A Murky Picture, Developed And Enlarged

Novelist Frederick Reuss Fleshes Out a Family Album

By Bob Thompson
Washington Post Staff Writer
Monday, July 10, 2006; Page C01

"If you want, I can start the slide show now," Fred Reuss says.

Sure, you tell him. How often do you get to examine the raw materials of a work of fiction, clicked into life on the writer's laptop one by one?


Frederick Reuss's novel is based on Max Mohr, a Jewish physician who left his family behind in Nazi Germany.
Frederick Reuss's novel is based on Max Mohr, a Jewish physician who left his family behind in Nazi Germany. (By Bill O'leary -- The Washington Post)

Bavarian hamlet, picture-postcard mountains.

Old chalet with balcony and overhanging eaves.

Laughing girl.

Man and woman sitting at a table: handsome, unsmiling, staring into a future that they cannot know.

This last photograph was taken in 1934, Reuss tells you, not long before the man sailed off to Shanghai, leaving the woman and the laughing girl behind. He is Max Mohr: a physician, minor German literary figure and Reuss's great-uncle. She is Mohr's wife, Kathe, and the girl is their daughter, Eva. Long drawn to their story -- and having discovered a trove of photos, letters and other documents about them -- Reuss set out to reimagine their lives.

The result was "Mohr: A Novel" -- an unusually close collaboration between fiction and fact.

The book is driven, on one level, by a psychological conundrum the documents cannot resolve. Mohr was Jewish, and for him to want to leave the encroaching darkness of Nazi Germany seems understandable enough. And yet: How could he possibly have left behind a beloved wife and daughter?

But Reuss chose to highlight a different level of question, as well. For he didn't just use that trove of photographs to inspire his storytelling -- he layered them into the novel itself. "Mohr" is constructed around a selection of almost 50 images through which the story flows.

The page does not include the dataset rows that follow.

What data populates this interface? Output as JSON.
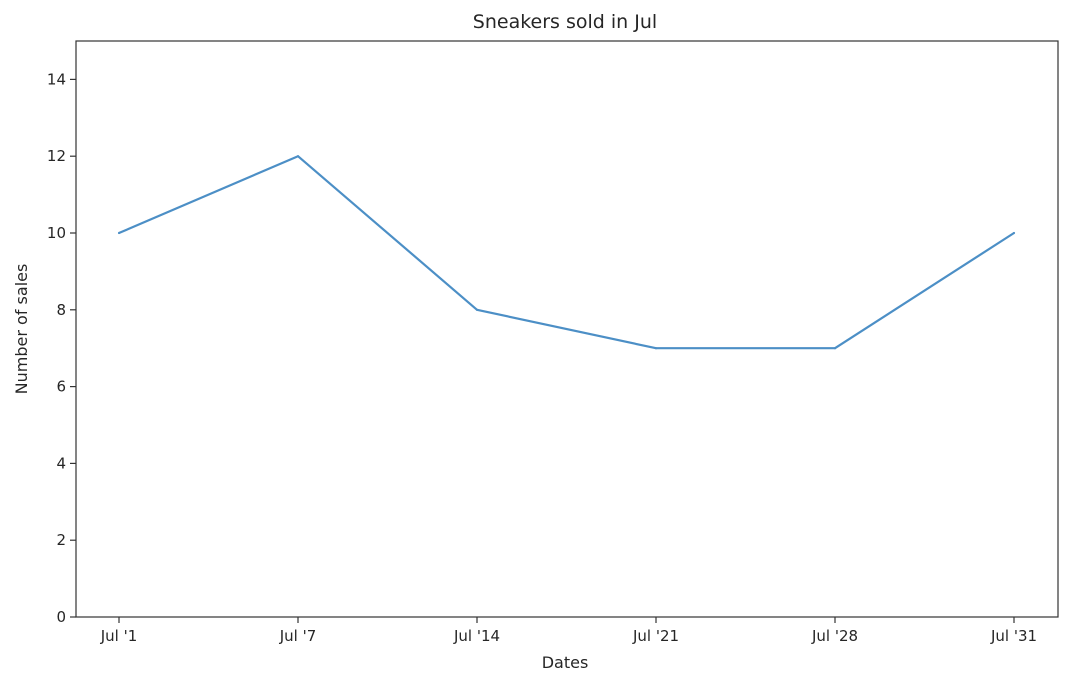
{
  "chart_data": {
    "type": "line",
    "title": "Sneakers sold in Jul",
    "xlabel": "Dates",
    "ylabel": "Number of sales",
    "categories": [
      "Jul '1",
      "Jul '7",
      "Jul '14",
      "Jul '21",
      "Jul '28",
      "Jul '31"
    ],
    "series": [
      {
        "values": [
          10,
          12,
          8,
          7,
          7,
          10
        ],
        "color": "#4c8fc6"
      }
    ],
    "ylim": [
      0,
      15
    ],
    "yticks": [
      0,
      2,
      4,
      6,
      8,
      10,
      12,
      14
    ],
    "grid": false,
    "legend": "none"
  }
}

Mostly it flows in straightforward, third-person narration, moving back and forth between Max in China and Kathe and Eva at home. But at times the voice changes, and Reuss considers those haunting images directly.

He's hoping his readers will be inspired, as he was, to puzzle out the links between photography and memory, between "truth" and the reconstructed past.